Personnel Plan Year 1 Year 2 Year 3 Year 4 Year 5
Executive Staff $180,000 $298,000 $317,800 $400,000 $500,000
Executive Assistance $45,000 $74,000 $64,800 $77,760 $93,312
Operation $90,000 $94,500 $99,225 $104,186 $109,396
SG&A Staff $180,000 $848,062 $1,122,093 $1,346,499 $1,750,449
Overhead Staff $330,000 $941,180 $1,246,770 $1,496,110 $2,468,550
NRC Contract Staff $2,249,724 $5,155,900 $6,233,850 $7,480,550 $8,228,500
Other Contracts Staff $889,000 $1,778,000 $2,667,000 $4,000,500 $6,000,750
NRC Subcontractors Staff $642,779 $1,187,400 $1,781,100 $2,137,300 $2,351,000
Other Subcontractors Staff $254,000 $508,000 $762,000 $1,143,000 $1,714,500
Other Government Staff $0 $225,000 $337,500 $675,000 $1,012,500
Commercial Business Staff $67,500 $525,000 $1,050,000 $2,100,000 $4,200,000
Office Assistance $41,392 $49,136 $49,163 $49,259 $49,385
Total People 168 366 465 525 616

As for the current status of ITFederal’s promised jump start of economic redevelopment at the former federal Superfund site, it seems there can only be unanswered questions amidst a flurry of attorney-instructed “no comments” from all sides – so much for “Gumbaya” and timely movement on that $40-million, job-creating economic investment in this community with a 2020 deadline for completion.

Was it all a pipe dream from the start, as former Councilwoman Bébhinn Egger warned in 2016-17 from her research into ITFederal, its contract history and possible reliance on EB-5 Visa Program money – a reliance later verified by FOIA’ed communications between Tran and McDonald dated October 24, 2014*.

Somewhere over the rainbow – there is a rainbow out there, isn’t there?…

Or could it be something worse, or more promisingly a project like its site’s name that might rise like a phoenix from the ashes of current civil litigation, criminal investigations, public finger-pointing and municipal scurrying for explanations?

Stay tuned for the next chapter of “As the EDA forensic audit turns.”

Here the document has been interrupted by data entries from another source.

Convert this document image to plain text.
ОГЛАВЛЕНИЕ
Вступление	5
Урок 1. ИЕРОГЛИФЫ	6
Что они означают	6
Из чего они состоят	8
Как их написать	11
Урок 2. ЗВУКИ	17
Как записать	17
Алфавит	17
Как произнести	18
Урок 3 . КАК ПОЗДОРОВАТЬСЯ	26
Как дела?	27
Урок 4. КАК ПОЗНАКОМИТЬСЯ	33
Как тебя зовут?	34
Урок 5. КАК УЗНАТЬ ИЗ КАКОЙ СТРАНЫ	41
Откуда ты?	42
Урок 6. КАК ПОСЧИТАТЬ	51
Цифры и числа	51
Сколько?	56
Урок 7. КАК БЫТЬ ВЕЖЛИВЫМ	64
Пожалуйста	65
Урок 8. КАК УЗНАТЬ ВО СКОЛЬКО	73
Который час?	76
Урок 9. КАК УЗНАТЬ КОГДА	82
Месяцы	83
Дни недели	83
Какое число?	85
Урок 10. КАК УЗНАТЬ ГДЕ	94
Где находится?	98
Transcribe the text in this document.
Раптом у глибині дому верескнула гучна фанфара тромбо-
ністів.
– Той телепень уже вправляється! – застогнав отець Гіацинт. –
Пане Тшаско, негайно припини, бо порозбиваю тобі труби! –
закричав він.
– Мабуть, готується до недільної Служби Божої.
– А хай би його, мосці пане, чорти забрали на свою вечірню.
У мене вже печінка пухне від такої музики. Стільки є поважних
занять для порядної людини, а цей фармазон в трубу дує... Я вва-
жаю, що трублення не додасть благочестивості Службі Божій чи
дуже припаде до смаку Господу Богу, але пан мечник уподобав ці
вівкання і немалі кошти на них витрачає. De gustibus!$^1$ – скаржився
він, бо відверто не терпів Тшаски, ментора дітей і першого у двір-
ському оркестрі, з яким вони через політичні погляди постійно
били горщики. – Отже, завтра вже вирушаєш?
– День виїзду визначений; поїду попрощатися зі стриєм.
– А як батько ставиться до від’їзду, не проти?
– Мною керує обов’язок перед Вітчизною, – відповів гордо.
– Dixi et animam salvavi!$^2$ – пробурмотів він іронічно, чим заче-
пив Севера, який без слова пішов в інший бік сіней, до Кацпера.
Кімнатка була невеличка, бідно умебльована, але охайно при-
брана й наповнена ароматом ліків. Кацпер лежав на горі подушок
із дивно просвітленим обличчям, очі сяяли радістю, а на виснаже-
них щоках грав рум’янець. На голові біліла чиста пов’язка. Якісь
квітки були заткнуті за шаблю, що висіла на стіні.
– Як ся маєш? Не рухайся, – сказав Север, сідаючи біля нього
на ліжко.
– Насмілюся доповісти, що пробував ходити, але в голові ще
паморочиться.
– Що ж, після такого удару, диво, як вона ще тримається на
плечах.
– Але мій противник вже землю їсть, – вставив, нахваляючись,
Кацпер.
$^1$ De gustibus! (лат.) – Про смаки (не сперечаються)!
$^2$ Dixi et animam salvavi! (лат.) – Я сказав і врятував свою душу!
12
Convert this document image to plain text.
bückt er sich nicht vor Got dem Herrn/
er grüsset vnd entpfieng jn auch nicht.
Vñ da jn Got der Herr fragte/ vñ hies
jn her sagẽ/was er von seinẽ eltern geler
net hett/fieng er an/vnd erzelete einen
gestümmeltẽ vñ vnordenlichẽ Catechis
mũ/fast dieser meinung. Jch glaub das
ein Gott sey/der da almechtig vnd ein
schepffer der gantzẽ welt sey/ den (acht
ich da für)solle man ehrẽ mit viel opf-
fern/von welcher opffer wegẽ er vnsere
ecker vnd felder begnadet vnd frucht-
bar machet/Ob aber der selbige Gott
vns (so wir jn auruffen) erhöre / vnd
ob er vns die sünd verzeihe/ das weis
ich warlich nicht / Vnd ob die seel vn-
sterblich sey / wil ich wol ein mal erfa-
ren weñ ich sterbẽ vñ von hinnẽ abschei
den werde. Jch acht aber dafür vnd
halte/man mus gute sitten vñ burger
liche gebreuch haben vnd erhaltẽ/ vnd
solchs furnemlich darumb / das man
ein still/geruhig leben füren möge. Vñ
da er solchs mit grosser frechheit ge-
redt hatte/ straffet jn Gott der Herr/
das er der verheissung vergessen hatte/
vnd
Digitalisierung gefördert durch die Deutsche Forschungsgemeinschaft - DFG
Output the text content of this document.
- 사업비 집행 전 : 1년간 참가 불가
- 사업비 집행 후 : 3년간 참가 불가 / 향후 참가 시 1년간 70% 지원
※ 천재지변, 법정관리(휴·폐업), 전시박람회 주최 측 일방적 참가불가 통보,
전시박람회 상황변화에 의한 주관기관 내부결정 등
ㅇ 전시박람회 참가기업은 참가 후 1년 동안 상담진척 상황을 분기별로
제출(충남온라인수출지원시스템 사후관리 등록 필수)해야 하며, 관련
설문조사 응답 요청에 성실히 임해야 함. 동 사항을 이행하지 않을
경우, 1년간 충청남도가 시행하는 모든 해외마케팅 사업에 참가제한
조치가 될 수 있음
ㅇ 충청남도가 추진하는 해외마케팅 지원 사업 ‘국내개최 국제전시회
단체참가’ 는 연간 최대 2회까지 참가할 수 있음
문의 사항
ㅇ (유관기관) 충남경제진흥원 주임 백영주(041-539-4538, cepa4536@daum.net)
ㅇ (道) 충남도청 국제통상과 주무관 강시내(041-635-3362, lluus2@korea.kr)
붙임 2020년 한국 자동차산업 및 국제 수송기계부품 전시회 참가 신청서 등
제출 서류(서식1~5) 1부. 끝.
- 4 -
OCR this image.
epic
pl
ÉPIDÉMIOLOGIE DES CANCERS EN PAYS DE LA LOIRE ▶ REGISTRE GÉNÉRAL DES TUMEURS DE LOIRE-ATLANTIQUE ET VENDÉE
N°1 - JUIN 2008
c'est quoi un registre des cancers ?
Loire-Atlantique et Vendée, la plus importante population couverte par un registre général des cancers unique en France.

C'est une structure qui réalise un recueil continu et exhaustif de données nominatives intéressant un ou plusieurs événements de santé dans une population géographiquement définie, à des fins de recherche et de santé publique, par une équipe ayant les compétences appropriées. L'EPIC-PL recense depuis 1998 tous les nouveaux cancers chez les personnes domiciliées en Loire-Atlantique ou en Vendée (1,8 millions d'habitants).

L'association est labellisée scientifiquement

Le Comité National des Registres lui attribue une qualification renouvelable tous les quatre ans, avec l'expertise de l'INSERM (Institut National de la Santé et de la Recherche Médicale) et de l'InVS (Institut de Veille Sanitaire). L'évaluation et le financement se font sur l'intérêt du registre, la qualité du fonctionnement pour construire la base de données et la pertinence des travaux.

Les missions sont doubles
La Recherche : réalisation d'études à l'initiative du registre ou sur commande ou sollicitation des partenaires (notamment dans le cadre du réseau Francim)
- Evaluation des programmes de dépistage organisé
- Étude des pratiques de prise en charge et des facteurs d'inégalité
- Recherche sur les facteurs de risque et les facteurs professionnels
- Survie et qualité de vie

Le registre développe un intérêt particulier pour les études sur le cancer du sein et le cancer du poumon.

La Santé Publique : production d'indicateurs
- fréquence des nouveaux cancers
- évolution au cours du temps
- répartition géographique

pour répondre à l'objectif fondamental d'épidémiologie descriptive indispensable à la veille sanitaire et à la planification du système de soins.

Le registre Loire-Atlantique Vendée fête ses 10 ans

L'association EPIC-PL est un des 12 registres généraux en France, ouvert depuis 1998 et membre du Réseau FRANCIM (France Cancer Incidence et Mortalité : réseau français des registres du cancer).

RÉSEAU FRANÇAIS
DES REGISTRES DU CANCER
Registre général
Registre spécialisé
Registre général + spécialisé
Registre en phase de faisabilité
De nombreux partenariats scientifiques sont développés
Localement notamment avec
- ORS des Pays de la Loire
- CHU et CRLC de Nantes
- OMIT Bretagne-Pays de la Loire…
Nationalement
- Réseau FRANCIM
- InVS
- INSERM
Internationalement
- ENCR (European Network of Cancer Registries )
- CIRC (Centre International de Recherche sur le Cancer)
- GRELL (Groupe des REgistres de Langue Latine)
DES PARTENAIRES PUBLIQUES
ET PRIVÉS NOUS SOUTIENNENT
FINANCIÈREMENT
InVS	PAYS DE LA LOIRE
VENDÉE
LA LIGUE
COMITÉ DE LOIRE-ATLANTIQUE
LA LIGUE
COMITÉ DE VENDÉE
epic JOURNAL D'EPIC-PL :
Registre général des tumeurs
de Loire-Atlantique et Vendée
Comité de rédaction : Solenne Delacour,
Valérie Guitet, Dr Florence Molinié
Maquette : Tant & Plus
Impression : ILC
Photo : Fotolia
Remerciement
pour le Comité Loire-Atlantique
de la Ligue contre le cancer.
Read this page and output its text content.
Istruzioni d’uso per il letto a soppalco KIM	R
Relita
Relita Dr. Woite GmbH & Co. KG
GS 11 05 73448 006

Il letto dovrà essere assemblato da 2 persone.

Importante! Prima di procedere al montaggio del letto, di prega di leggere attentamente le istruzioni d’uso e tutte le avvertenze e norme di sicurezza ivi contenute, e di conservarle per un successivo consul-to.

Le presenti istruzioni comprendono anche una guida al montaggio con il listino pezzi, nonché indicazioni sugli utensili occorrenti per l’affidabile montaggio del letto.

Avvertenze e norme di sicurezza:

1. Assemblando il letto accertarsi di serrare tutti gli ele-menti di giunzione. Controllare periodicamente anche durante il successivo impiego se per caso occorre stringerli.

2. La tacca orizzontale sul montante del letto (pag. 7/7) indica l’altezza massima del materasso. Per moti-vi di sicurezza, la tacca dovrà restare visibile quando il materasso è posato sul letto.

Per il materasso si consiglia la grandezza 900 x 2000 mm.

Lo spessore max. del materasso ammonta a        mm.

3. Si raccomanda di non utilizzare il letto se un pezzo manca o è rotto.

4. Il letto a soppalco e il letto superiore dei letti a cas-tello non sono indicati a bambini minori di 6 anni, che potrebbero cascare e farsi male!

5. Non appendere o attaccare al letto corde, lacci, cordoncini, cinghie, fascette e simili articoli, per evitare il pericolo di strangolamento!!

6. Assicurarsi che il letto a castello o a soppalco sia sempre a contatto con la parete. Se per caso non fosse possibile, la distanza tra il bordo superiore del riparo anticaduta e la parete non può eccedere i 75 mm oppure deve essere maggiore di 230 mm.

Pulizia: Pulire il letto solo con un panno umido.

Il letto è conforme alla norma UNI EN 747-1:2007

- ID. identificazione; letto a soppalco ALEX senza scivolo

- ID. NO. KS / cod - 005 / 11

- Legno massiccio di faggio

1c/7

*Footnote: In Tran’s October 24, 2014 email to McDonald stating acceptance of an IDA/EDA offer on “Lot 6 of the Royal Phoenix Park” Tran writes, “Once ACRC (Tran’s American Commonwealth Regional Center) has received final approval from USCIS (U.S. Citizenship and Immigration Services), it can immediately start raising the EB-5 investments to provide loan financing to ITFederal to development (sic) the property and to perform work on the $140 million NRC (Nuclear Regulatory Commission) contract.”